I'm not terribly bothered about the actual credit, but it's always interesting to dig into things and try and understand what is going on.

Since BRP5 was launched around 24-May, I've calculated the following values for 10 of my hosts:-
BRP4a: Average run time for BRP4 tasks prior to BRP5 introduction
BRP4b: Average run time for BRP4 tasks since BRP5 introduction
BRP5: Average run time for BRP5

The "Relative change" shows the average run time relative to BRP4a; my hosts appear to range from 9.09 to 12.73 (but note the outlyers are slow hosts which haven't done a lot of BRP5 tasks yet).

The calculations were done by simply adding up the time taken for each of the 3 categories, and dividing by the number of tasks completed in the category (to give the average time per task). Note that the figures will be more accurate on the faster hosts (since they have done more tasks).

These hosts spend all their time on E@H, except for hosts 6570151 and 6123309 which spend 25% of their time on A@H.

If anyone wants to send me their 'job_log_einstein.phys.uwm.edu.txt', I should be able to run the same calculations pretty easily - it would be particular interesting to do this for the hosts that are in the 7x-8x BRP4 time range.

Beyond
Beyond
Joined: 28 Feb 05
Posts: 121
Credit: 2333926212
RAC: 5255178

RE: RE: [Can anyone tell

Quote:
Quote:
[Can anyone tell me what other projects (e.g. SETI) grant on average per GPU hour?

Ho Bernd. Don't know about seti, creditnew is bizarre and erratic to say the least. Probably one of the reasons for the mass exit from the project.

GPUGrid grants about 8250 credits/hour on a relatively slow GTX 650 Ti. Double that on a GTX 670. POEM, MilkyWay, Collatz, Donate and DistrRTgen are all higher (some much higher) for both ATI/AMD and NVidia GPUs. The WCG GPU app is gone but it granted very low credits (but higher than Einstein ;-).

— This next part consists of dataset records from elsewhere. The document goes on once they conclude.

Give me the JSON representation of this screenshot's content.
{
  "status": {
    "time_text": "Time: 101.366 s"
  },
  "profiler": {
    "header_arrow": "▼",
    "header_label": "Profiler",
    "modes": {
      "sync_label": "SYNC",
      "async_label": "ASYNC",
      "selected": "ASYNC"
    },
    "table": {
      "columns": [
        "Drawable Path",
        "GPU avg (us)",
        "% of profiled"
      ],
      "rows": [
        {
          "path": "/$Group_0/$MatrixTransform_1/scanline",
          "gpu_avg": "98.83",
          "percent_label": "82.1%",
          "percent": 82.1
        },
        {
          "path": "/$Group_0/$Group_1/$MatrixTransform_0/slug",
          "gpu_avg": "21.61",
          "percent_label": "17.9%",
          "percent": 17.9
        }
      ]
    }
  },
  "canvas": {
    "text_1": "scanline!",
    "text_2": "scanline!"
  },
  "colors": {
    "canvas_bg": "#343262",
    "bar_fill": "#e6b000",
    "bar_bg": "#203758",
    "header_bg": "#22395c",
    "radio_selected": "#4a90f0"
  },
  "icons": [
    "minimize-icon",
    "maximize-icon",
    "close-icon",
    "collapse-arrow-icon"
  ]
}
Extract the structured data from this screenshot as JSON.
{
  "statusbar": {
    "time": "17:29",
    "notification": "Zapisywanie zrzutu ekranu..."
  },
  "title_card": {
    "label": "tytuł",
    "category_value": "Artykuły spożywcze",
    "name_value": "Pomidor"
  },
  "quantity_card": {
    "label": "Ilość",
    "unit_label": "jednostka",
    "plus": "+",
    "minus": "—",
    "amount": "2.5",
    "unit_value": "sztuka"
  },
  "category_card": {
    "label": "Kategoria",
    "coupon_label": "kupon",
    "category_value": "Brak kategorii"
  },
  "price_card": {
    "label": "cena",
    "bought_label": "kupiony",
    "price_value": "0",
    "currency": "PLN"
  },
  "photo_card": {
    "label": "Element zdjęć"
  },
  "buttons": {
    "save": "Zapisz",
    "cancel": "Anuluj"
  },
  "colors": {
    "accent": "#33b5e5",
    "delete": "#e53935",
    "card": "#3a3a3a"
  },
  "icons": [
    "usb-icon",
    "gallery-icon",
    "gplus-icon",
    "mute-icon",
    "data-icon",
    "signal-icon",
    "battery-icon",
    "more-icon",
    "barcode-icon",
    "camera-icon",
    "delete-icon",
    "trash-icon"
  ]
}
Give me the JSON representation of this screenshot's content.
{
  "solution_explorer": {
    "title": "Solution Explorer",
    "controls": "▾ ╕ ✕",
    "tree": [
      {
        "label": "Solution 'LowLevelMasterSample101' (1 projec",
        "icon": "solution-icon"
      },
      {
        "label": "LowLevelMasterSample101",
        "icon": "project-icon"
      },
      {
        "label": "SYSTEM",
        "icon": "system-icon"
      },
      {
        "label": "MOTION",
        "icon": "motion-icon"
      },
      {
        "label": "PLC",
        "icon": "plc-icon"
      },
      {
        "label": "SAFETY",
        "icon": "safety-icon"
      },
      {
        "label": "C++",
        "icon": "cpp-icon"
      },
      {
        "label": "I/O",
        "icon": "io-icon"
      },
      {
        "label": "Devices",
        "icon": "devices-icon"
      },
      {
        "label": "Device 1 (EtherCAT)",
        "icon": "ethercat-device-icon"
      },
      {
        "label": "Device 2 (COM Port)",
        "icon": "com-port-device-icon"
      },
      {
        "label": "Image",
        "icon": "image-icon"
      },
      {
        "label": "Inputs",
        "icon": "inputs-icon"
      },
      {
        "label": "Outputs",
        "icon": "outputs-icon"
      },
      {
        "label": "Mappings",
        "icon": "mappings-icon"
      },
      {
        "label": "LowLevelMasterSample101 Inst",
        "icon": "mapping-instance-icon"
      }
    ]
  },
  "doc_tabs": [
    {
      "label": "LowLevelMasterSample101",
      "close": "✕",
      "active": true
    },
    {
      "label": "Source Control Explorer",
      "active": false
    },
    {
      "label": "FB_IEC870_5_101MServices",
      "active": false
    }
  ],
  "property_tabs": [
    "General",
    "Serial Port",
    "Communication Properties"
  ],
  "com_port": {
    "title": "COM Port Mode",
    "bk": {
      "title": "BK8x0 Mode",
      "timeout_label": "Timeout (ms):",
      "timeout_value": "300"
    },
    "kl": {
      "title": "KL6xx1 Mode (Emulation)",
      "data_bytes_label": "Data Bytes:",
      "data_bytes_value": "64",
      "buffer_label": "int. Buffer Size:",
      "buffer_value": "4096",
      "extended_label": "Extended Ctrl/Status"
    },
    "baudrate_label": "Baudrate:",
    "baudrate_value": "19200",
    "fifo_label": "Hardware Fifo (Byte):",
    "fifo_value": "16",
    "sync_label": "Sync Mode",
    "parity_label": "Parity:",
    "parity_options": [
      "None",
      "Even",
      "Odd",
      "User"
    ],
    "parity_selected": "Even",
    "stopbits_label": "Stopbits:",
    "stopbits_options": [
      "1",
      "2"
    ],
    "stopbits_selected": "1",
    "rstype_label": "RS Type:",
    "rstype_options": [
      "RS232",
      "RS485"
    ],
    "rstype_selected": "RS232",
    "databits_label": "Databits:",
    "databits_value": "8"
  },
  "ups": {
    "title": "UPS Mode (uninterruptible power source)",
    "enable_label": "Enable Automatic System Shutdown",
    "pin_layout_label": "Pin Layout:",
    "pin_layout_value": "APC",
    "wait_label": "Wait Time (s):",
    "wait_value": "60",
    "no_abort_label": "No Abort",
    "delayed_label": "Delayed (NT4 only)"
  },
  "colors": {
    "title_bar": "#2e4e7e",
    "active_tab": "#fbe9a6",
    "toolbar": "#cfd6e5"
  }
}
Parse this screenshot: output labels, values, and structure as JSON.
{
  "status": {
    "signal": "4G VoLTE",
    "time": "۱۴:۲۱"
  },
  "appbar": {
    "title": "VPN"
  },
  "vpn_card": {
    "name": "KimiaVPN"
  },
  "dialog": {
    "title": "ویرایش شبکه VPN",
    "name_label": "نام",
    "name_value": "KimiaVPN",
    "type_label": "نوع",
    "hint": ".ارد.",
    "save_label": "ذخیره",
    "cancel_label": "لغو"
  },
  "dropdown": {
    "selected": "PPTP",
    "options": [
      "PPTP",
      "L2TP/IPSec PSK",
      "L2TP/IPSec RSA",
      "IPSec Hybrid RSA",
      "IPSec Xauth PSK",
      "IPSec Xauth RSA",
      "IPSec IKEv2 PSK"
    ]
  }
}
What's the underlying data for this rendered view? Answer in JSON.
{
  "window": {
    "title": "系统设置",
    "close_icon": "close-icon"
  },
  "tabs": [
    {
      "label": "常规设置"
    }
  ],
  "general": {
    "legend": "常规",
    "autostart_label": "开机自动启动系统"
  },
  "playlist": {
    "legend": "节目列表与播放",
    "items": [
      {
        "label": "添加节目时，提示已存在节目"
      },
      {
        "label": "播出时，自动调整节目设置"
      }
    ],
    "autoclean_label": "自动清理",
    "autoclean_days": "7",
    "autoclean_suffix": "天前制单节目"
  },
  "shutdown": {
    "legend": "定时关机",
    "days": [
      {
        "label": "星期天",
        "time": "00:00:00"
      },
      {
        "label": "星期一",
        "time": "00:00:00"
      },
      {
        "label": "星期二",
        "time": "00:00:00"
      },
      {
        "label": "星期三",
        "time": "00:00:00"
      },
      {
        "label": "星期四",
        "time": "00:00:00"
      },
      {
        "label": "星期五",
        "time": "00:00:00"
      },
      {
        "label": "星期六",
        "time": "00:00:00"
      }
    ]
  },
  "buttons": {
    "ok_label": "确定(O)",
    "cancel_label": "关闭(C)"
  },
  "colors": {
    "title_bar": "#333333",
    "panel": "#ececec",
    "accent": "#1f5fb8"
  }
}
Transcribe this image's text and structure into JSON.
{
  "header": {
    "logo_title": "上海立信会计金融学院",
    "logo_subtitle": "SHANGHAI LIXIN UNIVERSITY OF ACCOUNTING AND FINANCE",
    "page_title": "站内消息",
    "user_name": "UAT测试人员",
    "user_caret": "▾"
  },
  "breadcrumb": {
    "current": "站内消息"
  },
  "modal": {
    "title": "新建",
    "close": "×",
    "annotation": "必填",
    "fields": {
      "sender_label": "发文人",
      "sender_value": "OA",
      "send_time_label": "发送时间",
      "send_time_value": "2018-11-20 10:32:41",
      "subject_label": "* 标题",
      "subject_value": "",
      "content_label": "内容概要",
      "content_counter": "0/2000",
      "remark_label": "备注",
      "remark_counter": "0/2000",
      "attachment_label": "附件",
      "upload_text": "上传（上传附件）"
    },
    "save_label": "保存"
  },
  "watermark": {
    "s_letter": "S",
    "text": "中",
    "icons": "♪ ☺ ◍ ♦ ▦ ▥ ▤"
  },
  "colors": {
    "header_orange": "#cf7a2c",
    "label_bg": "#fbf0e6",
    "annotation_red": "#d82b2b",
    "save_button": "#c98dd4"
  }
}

The one I didn't list was PrimeGrid since I haven't run it for a while. So ran a PG WU yesterday on a very slow HD 7770 GPU to check:

http://www.primegrid.com/result.php?resultid=455017827

3371 credits for 5,899.13 seconds run time, so 0.571 credits/second
The same GPU averaged 3870 seconds for 2x Einstein WUs for 1000 credits, so 0.258 credits/second.

The PrimeGrid credits/second is still much lower than GPUGrid, POEM, Donate, Collatz, MW, DistrRTgen or Moo! I think that covers all the current GPU projects except seti, which basically HAS to run creditnew because of, well you know why...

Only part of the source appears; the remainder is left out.